The film takes place at a pivotal moment in American life. The year is 1970. The country is about to move through 1971, the height of the Vietnam protests. By 1972, Nixon would win in a landslide and America would change forever. This is a moment in between the old world of the 1960s and the transitional period of the 1970s before Conservativism swallows up the country in 1980.

Alexander Payne has said he believes that this specific year is important and relevant to today but he would not say why. I don’t know if he would agree with me or not but I see it as very much a similar time of transition. I see the Trump era very much like the Nixon era only somewhat in reverse. The power then was concentrated on the Right, and now it’s concentrated on the Left. But we were very much a divided country like we are now, with two Americas across the great divide.
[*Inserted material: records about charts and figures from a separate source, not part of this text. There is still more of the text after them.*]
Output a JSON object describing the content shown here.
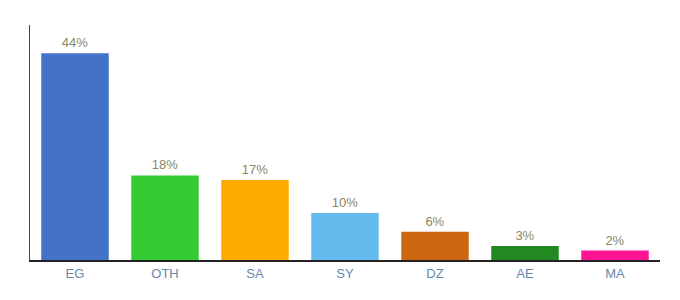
{
  "chart_data": {
    "type": "bar",
    "categories": [
      "EG",
      "OTH",
      "SA",
      "SY",
      "DZ",
      "AE",
      "MA"
    ],
    "values": [
      44,
      18,
      17,
      10,
      6,
      3,
      2
    ],
    "value_labels": [
      "44%",
      "18%",
      "17%",
      "10%",
      "6%",
      "3%",
      "2%"
    ],
    "data_labels": true,
    "colors": [
      "#4472c8",
      "#33cc33",
      "#ffaa00",
      "#66bbee",
      "#cc6611",
      "#228822",
      "#ff1493"
    ],
    "ylim": [
      0,
      50
    ],
    "grid": false,
    "tick_labels": "x"
  }
}
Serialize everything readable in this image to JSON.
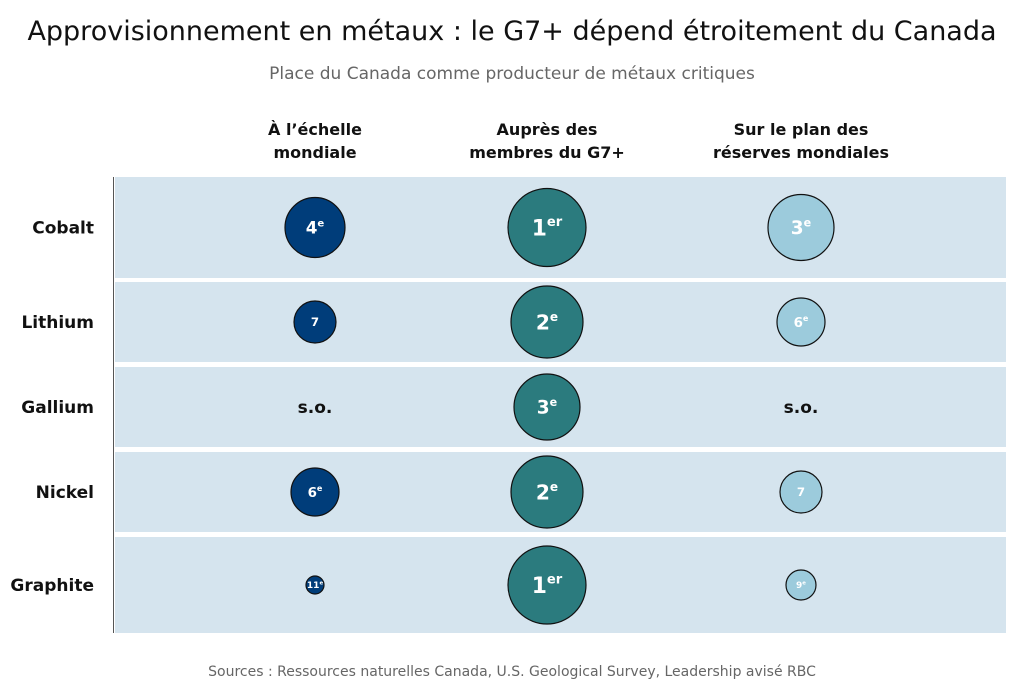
{
  "chart_data": {
    "type": "table",
    "title": "Approvisionnement en métaux : le G7+ dépend étroitement du Canada",
    "subtitle": "Place du Canada comme producteur de métaux critiques",
    "columns": [
      {
        "lines": [
          "À l’échelle",
          "mondiale"
        ],
        "color": "#003d7a",
        "text_color": "#ffffff"
      },
      {
        "lines": [
          "Auprès des",
          "membres du G7+"
        ],
        "color": "#2b7b7e",
        "text_color": "#ffffff"
      },
      {
        "lines": [
          "Sur le plan des",
          "réserves mondiales"
        ],
        "color": "#9ccbdc",
        "text_color": "#ffffff"
      }
    ],
    "rows": [
      {
        "metal": "Cobalt",
        "values": [
          {
            "rank": 4,
            "label": "4",
            "sup": "e"
          },
          {
            "rank": 1,
            "label": "1",
            "sup": "er"
          },
          {
            "rank": 3,
            "label": "3",
            "sup": "e"
          }
        ]
      },
      {
        "metal": "Lithium",
        "values": [
          {
            "rank": 7,
            "label": "7",
            "sup": ""
          },
          {
            "rank": 2,
            "label": "2",
            "sup": "e"
          },
          {
            "rank": 6,
            "label": "6",
            "sup": "e"
          }
        ]
      },
      {
        "metal": "Gallium",
        "values": [
          {
            "rank": null,
            "label": "s.o.",
            "sup": ""
          },
          {
            "rank": 3,
            "label": "3",
            "sup": "e"
          },
          {
            "rank": null,
            "label": "s.o.",
            "sup": ""
          }
        ]
      },
      {
        "metal": "Nickel",
        "values": [
          {
            "rank": 6,
            "label": "6",
            "sup": "e"
          },
          {
            "rank": 2,
            "label": "2",
            "sup": "e"
          },
          {
            "rank": 7,
            "label": "7",
            "sup": ""
          }
        ]
      },
      {
        "metal": "Graphite",
        "values": [
          {
            "rank": 11,
            "label": "11",
            "sup": "e"
          },
          {
            "rank": 1,
            "label": "1",
            "sup": "er"
          },
          {
            "rank": 9,
            "label": "9",
            "sup": "e"
          }
        ]
      }
    ],
    "source": "Sources : Ressources naturelles Canada, U.S. Geological Survey, Leadership avisé RBC"
  }
}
That isn’t why The Holdovers is the film we need right now. It’s more about how a whole generation is crying out for guidance and leadership that has vanished all at once. In The Holdovers, Angus Tully (a brilliant debut by Dominic Sessa) is abandoned by his parents at Christmastime. Without their guidance he’s gone off the rails. It will take time and attention, but eventually he will find in Hunham a father figure that he lost, a leader and someone to give him what he needs right then, at this pivotal moment in his life to make the difference.

Sessa’s alternate path in life is tragically realized in the destiny of another boy, Curtis, the son of the school’s cook, Mary — played by the moving and hilarious Da’Vine Joy Randolph. Without college to give him a way out of war, Curtis is drafted and is killed in Vietnam. If Tully can’t pull his life together, that’s where he’s headed. 

An unexpected luck of the draw allows Mary and Paul to provide just the right amount of love and understanding to rescue Tully from that terrible fate. And wouldn’t you know it, Tully rescues Paul right back. 

“You can do this,” says Paul at the end. “So can you,” Tully replies.

When the two men finally head their separate ways, and we watch Paul drive off and into a whole life for a guy who never left Barton, we don’t see a guy who has to choose between living his dream and living his life. He can dream the whole dream.

The Holdovers is a film that, like Giamatti himself, takes its place in the pantheon as the best films this country has ever produced. No bells and whistles necessary. Just great writing, great acting, great directing. You might not realize by the end of it that the movie has left you with a bittersweet ache in your heart. Our lives are like a henhouse ladder — shitty and short — but if we step up when called upon, it will have been worth it. 

What a gift Alexander Payne has given us with The Holdovers, bringing back Giamatti for the greatest role of his career and a character we’re not likely to forget any time soon.